Question

In: Economics

Suppose that during a recent year for the United​ States, merchandise imports were ​$2.2 ​trillion, unilateral...

Suppose that during a recent year for the United​ States, merchandise imports were ​$2.2 ​trillion, unilateral transfers were a net outflow of ​$0.2 ​trillion, service exports were ​$0.3 ​trillion, service imports were ​$0.1 ​trillion, and merchandise exports were ​$1.6 trillion.

The merchandise trade deficit was ? trillion. ​(Enter your response rounded to one decimal​ place.)

The balance on goods and services was ? trillion. ​(Enter your response rounded to one decimal place and include a minus sign if​ necessary.)

The current account balance was ? trillion. ​(Enter your response rounded to one decimal place and include a minus sign if​ necessary.)

Solutions

Expert Solution

Merchandise trade deficit = total value of merchandise imported - total value of merchandise exported = $2.2 trillion - $ 1.6 trillion = $ 0.6 trillion

Total exports of goods and services = $1.6 trillion + $0.3 trillion = $1.9 trillion

Total imports of goods and services = $2.2 trillion + $0.1 trillion = $2.3 trillion

Balance of trade = Total exports- total imports = $1.9 trillion- $2.3 trillion = - $ 0.4 trillion

So there is a balance of trade deficit of $0.4 trillion.

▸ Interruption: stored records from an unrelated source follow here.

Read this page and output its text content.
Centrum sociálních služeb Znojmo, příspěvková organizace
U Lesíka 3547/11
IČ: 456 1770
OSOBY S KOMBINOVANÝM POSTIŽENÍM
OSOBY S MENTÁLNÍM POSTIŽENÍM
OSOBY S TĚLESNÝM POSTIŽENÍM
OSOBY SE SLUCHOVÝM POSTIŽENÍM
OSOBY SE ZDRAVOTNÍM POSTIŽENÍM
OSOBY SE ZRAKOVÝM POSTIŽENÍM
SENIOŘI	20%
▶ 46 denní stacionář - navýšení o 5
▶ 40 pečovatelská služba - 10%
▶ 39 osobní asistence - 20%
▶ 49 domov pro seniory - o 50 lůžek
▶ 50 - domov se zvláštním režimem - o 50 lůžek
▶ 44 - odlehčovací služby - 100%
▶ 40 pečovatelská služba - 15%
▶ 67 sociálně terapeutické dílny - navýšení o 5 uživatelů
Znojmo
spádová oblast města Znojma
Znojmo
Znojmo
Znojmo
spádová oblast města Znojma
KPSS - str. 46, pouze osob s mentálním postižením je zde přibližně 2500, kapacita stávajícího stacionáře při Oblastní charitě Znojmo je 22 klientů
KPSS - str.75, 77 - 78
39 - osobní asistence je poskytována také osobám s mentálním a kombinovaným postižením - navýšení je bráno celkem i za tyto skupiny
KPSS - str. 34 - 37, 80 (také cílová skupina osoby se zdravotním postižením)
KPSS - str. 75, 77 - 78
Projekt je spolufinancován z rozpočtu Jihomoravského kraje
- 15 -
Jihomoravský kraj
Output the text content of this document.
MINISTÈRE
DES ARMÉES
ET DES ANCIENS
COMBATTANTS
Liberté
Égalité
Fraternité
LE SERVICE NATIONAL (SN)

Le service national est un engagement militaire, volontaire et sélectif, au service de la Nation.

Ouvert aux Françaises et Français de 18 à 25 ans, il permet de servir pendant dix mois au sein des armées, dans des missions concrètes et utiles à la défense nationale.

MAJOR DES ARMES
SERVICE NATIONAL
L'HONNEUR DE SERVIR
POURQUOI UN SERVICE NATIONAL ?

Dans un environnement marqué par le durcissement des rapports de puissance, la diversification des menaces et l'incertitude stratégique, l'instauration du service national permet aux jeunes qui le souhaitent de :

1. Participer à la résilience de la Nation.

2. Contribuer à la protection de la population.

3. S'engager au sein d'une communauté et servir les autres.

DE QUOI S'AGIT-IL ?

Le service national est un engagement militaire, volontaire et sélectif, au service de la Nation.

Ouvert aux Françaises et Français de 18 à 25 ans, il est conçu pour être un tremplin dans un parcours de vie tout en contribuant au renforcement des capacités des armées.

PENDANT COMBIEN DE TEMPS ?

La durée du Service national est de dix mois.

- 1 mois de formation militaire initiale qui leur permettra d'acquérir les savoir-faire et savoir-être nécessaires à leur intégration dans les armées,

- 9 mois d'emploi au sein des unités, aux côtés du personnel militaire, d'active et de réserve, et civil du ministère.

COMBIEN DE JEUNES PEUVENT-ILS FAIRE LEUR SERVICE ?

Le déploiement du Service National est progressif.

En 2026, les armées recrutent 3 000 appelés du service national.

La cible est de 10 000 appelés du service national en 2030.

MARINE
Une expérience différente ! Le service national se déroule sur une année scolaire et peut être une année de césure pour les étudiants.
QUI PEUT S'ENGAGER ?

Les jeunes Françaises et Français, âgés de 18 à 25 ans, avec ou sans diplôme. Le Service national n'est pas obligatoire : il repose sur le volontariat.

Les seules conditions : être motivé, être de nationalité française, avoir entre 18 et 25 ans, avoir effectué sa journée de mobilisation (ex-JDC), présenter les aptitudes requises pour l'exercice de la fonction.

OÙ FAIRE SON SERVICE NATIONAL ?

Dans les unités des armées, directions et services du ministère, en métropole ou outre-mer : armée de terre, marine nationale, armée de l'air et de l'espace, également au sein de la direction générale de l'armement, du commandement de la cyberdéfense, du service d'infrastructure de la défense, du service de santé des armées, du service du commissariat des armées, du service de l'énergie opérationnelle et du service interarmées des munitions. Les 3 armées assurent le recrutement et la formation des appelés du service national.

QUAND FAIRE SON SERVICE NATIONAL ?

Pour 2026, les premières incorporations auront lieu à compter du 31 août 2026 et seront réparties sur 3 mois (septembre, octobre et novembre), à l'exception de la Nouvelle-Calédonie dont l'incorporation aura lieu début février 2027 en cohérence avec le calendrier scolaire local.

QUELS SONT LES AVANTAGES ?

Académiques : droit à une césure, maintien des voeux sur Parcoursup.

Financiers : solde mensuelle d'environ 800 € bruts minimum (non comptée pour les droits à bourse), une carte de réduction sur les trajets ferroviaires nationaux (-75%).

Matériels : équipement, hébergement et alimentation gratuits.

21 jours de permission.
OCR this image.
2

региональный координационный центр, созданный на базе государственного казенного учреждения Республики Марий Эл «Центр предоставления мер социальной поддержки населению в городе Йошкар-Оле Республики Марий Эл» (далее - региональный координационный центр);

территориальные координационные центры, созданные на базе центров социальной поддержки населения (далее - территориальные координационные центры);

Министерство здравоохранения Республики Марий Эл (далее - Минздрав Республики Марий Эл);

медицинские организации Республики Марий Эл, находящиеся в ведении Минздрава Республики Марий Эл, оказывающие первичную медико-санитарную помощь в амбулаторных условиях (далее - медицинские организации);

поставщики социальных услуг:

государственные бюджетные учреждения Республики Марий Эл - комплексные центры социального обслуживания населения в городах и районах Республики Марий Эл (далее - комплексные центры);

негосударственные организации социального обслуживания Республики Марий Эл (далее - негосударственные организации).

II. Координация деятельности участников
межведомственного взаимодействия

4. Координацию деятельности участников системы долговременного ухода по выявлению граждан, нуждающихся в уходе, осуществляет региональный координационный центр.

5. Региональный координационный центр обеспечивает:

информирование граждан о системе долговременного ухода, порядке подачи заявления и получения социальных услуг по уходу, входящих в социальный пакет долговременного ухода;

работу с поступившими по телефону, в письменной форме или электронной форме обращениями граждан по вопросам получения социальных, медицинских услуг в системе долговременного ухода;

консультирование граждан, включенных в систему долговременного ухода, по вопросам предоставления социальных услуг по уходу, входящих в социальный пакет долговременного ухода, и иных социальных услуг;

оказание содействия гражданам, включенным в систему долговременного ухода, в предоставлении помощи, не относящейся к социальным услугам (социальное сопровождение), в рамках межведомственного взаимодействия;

Current account balance = balance of trade + net income from abroad + net current transfers

In the present case, balance of trade = - $0.4 trillion

Net income from abroad = 0

Net current transfers = net inflows of transfer income - net outflows of transfer income = - $ 0.2 trillion

Current account balance = - $0.4 trillion + 0 - $0.2 trillion = - $0.6 trillion

Therefore, there is a balance of trade deficit of $0.6 trillion.